Project proposal (no more than 3 pages in 12 point font), you should
make clear the following:
1. what you're going to do
2. why it is a useful project
3. how the project should be evaluated in
your view
4. what will be the values of your
project when it's done
The proposal serves as a rough outline
of your final project report.
A good beginning is half the
success.
- Applications (as
discussed in class)
- Data repositories
- Organizations (NIH,
TGen, ...)
- Submission and deadlines: In
all submissions, a copy is required and please email the links to
your presentation slides using digital drop box at myASU before the
deadline. We will host all slides at myASU for student
access. You can keep revising your softcopy after the copy and the link
are submitted. The following schedule is tentative (please also check
myASU for updates).
- Project
Proposal: due on 2/12/2007.
- Progress
Report: due on 4/11/2007. Be brief. It is about
the progress you have made and difficulties encountered with key
references.
- Presentation Slides:
due on 4/22/2007, (for about 5
minutes presentation in powerpoint (5 slides maximum), including
title, problem statement, approach, and key results). A hard copy is due
in class in addition to your uploading the link at myASU by the midnight.

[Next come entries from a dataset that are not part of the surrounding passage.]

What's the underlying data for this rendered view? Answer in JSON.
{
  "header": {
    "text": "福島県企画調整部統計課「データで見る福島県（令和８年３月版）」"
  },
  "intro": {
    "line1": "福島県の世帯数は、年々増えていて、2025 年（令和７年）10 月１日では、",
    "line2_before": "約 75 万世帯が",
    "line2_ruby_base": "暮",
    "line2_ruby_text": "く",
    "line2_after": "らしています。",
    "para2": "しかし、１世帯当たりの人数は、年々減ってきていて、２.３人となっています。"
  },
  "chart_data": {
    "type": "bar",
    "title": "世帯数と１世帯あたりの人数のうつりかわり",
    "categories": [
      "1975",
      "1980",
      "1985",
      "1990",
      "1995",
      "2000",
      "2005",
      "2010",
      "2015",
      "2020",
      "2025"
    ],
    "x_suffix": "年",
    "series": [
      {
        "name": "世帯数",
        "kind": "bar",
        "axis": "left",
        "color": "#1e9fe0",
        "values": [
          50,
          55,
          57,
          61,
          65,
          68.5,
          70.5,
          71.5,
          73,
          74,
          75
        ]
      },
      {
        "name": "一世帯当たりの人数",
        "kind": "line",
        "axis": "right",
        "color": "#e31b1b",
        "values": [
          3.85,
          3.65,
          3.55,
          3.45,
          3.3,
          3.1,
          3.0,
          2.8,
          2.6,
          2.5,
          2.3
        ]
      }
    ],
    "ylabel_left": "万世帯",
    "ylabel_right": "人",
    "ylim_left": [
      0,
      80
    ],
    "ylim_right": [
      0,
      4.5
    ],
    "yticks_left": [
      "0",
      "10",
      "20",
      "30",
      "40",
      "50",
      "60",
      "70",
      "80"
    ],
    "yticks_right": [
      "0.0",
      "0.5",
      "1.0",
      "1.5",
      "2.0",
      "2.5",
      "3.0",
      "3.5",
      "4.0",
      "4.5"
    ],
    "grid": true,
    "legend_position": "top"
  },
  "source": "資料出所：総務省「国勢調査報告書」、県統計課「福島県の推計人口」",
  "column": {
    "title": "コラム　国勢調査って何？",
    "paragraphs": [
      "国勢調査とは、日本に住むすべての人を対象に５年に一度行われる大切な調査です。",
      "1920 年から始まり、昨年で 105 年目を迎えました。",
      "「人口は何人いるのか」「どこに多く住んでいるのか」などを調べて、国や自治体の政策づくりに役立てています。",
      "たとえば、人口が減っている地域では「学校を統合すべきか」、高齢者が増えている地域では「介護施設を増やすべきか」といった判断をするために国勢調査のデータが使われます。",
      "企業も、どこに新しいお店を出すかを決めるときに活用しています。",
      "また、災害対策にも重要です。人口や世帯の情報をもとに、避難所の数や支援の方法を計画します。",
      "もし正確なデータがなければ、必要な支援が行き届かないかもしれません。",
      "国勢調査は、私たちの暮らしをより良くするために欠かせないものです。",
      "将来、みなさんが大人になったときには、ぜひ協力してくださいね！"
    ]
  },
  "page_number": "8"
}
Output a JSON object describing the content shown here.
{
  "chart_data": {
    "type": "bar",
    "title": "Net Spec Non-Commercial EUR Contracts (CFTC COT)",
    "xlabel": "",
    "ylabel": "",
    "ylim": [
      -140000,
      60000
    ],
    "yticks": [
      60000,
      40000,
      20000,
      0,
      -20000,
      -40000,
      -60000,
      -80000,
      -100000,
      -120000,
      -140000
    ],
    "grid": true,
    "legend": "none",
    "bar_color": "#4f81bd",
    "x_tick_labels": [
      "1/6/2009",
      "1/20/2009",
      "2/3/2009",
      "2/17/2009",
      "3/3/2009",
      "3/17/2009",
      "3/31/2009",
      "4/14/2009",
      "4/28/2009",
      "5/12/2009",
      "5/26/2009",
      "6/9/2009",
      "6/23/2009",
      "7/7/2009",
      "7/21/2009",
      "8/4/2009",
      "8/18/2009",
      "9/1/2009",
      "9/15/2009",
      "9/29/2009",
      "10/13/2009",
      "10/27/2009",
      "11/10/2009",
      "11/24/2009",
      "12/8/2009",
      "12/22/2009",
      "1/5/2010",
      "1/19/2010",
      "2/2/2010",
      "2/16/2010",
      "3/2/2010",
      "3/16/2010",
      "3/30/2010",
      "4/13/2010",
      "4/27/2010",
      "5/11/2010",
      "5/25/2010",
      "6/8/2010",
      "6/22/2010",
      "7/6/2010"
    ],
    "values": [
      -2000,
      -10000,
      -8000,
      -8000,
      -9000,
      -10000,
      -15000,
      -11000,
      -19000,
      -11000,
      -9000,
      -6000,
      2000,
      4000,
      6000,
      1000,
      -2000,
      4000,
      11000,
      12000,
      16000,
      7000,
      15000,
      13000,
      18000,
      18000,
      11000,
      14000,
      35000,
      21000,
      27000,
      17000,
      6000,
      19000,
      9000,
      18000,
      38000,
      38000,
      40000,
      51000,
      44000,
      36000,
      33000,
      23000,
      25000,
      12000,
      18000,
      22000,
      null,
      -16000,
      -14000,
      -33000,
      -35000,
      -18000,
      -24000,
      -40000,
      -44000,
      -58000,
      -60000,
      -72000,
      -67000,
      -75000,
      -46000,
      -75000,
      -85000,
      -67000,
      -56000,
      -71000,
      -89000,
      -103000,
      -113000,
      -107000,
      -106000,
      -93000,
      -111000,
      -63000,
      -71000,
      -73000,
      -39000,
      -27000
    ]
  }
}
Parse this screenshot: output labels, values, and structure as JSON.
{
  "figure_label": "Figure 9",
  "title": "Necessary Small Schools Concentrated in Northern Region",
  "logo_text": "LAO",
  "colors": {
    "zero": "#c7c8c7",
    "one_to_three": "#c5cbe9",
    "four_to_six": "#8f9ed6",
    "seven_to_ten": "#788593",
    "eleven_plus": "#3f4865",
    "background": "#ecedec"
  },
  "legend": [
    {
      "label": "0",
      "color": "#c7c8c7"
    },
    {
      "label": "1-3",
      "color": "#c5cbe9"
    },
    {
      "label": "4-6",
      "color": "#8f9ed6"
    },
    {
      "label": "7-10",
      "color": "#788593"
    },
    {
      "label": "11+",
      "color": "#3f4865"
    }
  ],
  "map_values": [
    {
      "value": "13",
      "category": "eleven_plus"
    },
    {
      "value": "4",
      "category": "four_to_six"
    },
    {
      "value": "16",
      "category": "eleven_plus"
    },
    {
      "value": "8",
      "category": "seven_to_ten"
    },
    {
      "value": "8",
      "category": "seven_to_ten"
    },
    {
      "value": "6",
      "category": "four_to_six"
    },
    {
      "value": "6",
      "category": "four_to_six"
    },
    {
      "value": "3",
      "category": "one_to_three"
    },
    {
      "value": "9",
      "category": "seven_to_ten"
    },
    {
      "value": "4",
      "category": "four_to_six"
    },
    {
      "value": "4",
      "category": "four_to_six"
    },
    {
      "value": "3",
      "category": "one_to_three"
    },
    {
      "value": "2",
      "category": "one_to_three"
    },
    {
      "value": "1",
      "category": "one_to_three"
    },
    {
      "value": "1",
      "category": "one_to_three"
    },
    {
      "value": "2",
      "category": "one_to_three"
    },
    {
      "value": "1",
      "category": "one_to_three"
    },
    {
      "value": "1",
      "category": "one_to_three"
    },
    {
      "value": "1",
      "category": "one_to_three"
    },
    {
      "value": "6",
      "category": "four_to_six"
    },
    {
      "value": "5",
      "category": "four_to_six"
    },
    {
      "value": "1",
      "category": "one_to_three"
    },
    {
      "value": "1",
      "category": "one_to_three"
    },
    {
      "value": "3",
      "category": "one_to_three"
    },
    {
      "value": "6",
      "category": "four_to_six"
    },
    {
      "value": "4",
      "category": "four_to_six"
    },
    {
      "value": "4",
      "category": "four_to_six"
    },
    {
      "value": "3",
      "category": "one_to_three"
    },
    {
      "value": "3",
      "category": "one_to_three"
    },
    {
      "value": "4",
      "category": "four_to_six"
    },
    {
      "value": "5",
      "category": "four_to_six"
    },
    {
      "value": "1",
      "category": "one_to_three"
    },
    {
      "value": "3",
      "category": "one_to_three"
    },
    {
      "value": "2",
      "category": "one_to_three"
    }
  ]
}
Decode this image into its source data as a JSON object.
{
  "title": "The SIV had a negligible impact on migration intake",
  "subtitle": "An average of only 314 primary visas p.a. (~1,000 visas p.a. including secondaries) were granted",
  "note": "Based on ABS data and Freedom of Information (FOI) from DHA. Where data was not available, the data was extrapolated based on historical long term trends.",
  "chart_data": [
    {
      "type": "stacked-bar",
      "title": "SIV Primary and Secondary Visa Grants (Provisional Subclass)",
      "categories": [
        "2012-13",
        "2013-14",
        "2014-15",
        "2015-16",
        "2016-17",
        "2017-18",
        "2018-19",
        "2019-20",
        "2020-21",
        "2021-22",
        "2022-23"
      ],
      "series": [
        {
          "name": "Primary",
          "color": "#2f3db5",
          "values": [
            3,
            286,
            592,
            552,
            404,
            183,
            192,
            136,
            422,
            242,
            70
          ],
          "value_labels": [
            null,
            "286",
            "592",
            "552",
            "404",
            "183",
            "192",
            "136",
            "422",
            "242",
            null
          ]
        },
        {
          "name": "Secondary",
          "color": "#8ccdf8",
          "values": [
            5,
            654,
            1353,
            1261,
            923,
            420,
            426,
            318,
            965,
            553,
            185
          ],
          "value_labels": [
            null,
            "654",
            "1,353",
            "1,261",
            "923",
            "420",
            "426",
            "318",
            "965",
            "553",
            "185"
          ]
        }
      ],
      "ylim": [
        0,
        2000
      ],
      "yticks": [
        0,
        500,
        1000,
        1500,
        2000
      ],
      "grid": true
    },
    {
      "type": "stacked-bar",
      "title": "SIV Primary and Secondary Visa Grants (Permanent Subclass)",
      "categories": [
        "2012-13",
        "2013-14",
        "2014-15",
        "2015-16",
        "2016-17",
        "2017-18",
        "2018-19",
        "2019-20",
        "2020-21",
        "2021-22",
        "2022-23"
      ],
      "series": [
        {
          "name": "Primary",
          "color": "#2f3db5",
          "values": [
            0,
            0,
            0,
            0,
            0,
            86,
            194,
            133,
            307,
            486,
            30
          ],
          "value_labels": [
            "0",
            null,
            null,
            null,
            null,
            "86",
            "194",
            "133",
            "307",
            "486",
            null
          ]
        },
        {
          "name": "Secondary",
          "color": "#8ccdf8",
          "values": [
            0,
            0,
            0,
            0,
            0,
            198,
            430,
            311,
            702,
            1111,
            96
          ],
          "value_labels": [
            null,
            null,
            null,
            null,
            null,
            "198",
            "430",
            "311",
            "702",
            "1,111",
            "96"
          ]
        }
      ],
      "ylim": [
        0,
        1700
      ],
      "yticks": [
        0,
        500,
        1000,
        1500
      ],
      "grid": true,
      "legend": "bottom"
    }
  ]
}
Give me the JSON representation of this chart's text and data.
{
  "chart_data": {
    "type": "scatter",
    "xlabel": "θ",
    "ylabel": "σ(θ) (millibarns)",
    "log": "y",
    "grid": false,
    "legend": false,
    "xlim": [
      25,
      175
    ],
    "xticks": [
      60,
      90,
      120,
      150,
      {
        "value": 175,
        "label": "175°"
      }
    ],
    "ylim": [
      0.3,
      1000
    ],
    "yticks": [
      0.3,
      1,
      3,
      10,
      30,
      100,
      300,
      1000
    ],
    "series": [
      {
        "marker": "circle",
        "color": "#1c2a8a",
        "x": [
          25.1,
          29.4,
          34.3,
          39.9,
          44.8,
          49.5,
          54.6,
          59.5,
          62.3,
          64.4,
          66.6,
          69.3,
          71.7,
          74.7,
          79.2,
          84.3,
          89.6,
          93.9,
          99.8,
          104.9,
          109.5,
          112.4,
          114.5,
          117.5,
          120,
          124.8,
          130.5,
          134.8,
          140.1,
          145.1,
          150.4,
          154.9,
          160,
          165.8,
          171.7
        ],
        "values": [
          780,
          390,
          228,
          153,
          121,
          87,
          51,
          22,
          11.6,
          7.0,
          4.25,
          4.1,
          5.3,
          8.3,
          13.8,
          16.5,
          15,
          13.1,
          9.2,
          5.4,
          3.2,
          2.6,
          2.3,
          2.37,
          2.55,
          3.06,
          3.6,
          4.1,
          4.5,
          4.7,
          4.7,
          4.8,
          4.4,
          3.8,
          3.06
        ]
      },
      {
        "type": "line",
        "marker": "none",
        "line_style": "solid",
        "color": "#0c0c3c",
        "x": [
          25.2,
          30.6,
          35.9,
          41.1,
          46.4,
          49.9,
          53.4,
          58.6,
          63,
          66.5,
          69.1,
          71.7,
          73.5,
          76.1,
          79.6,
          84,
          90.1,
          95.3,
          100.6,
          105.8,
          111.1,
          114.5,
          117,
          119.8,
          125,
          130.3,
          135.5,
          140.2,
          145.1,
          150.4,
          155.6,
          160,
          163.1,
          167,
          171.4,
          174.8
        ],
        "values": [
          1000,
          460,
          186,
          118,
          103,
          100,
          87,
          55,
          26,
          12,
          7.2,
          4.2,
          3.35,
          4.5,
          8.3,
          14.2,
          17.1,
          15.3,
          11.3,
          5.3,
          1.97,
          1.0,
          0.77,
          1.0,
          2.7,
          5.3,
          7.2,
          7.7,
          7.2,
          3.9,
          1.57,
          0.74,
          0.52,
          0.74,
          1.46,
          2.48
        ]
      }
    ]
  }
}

Everybody should be prepared to present in class.
- Final Report due
on 5/2/07 by 5:00pm in hard copy (be concise and
self contained) everything about your project with references.
You can submit it earlier than the
deadline.
- Project Presentations
- The purpose of
project presentation is to share the projects among us so that we all
know what others are doing. Many projects may be related to what you are
doing or are interested in.
- The slides should be
accessible via the Web. Please include the URL of your slides on the
cover page.
- Participation and
presenting projects in class is a key element for learning and counted
toward class participation.
- Final Report and/or Demo
- Please include
Problem Statement, Approach, Results, Findings, and New Problems, based
on your proposal and progress report. For example, you may try to answer
some of the following questions in your report
- What is the
interesting problem your project try to solve
- Why should I take
this approach
- What is novel
- What do I produce
that add the value to the existing work or literature
- What are the
significant results (negative results can also be significant)
- Does my work go
beyond a mere reimplementation of some existing work
- What are the lessons
learned
- About the final
report
- The length (or
number of pages) is immaterial. In fact, a concise technical report is
most preferred.
- It is a concise
and self-contained write-up such that another student can read it and
repeat the work.
- It should at a
minimum include (1) the description of your project (2) the technical
details (3) significance, usefulness, or impact (4) findings or
results (5) future work if any, (6) important references.
- For an
implementation related project, you need to include a brief manual of
how-to-use/development.
- You should try to
convey all your efforts on the project in the report in a simple manner.